CAIRN.INFO : Matières à réflexion

1Cet ouvrage coordonné par Françoise Hurstel, professeure émérite de psychologie et psychopathologie cliniques et psychanalyste, est le fruit de plusieurs années de partage d’expériences professionnelles auprès de femmes souhaitant avoir recours à une interruption volontaire de grossesse. Écrire un ouvrage sur cette thématique, toujours sensible un demi-siècle après les lois Neuwirth et Veil, nécessite un véritable engagement politique et éthique. Toutefois, les autrices, de métiers différents – médecins gynécologues, sage-femme, psychologues – souhaitent se décaler de l’infructueuse opposition « pour ou contre » et montrer aux lecteurs les réalités complexes recouvertes par les demandes d’IVG.

2Mentionnons aussi que si ce livre est l’œuvre de femmes, cliniciennes résolument au côté des patientes, il dépasse les enjeux féministes en se situant au plus près des grandes questions de notre condition humaine (vie, mort, origine, droits humains). Les textes qui le composent, apportent une contribution importante à celles et ceux, « simples » citoyen.ne.s, professionnel.le.s des champs médico-sociaux et éducatifs, et bien entendu décideur.e.s en politiques, désireux.euses de comprendre ce qui peut amener une femme, un couple, à prendre la décision d’interrompre une grossesse.
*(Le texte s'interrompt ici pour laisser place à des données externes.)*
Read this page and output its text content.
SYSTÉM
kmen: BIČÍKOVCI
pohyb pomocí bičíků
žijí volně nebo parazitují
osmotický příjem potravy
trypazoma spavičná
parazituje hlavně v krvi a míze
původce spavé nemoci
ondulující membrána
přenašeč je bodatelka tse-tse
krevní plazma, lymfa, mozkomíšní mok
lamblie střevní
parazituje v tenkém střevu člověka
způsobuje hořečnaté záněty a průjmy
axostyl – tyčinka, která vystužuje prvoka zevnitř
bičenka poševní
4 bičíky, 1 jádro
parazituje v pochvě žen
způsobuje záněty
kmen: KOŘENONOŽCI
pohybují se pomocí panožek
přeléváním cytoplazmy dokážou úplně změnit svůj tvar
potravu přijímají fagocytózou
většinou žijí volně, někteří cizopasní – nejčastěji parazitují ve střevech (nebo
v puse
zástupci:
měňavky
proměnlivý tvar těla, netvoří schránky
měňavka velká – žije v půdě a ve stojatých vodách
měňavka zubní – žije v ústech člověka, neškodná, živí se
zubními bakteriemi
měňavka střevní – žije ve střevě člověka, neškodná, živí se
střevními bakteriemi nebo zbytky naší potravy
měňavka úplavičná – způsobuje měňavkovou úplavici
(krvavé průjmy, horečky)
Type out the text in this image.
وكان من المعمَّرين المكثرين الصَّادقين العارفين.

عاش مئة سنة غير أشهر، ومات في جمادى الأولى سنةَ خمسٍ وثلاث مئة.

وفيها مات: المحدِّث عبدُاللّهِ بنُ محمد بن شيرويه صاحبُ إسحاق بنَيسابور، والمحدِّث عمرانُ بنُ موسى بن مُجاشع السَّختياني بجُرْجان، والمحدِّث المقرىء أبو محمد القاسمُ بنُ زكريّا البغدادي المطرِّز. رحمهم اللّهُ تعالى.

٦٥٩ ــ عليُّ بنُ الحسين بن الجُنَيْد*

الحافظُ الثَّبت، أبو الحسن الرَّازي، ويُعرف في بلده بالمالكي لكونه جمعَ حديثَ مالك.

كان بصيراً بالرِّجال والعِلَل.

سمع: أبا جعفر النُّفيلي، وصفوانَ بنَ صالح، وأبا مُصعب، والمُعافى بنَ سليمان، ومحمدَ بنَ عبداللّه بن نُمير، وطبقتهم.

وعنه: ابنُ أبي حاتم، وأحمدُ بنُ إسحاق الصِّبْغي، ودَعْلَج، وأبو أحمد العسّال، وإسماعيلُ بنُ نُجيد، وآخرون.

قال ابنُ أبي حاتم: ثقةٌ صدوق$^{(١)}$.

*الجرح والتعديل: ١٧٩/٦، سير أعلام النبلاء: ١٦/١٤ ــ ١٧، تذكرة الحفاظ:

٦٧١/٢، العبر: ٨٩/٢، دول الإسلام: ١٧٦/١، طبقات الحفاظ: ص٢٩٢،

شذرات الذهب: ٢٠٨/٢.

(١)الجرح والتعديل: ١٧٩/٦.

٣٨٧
3Les rencontres faites par ces professionnelles leur ont enseigné qu’une demande d’IVG n’est jamais anodine, ni pour la femme qui la formule, ni pour son partenaire, ni pour les professionnels médicaux qui la mettent en œuvre ; elles rappellent que cet acte médical n’est pas à banaliser. Écrit à plusieurs voix, l’ouvrage nous ouvre les portes des consultations hospitalières et permet ainsi de repérer comment leurs interventions professionnelles sont le fruit d’un travail d’élaboration en équipe pluridisciplinaire visant à prendre appui sur la diversité de leurs apports respectifs pour accompagner au mieux les femmes et les couples qui les consultent et donner sens à la démarche d’IVG. Il apparaît alors que les modalités de travail mises en œuvre relèvent d’une éthique qui vise à contextualiser et à analyser au cas par cas toute demande adressée à l’équipe médicale : « Chaque professionnel accueille la personne avec son projecteur particulier, en fonction du métier auquel la personne l’identifie. Chacun reçoit ainsi un éclairage différent, mais c’est l’utilisation de tous ces projecteurs qui viendra donner sens à la démarche d’IVG, et pour la personne, et pour l’équipe qui la reçoit. »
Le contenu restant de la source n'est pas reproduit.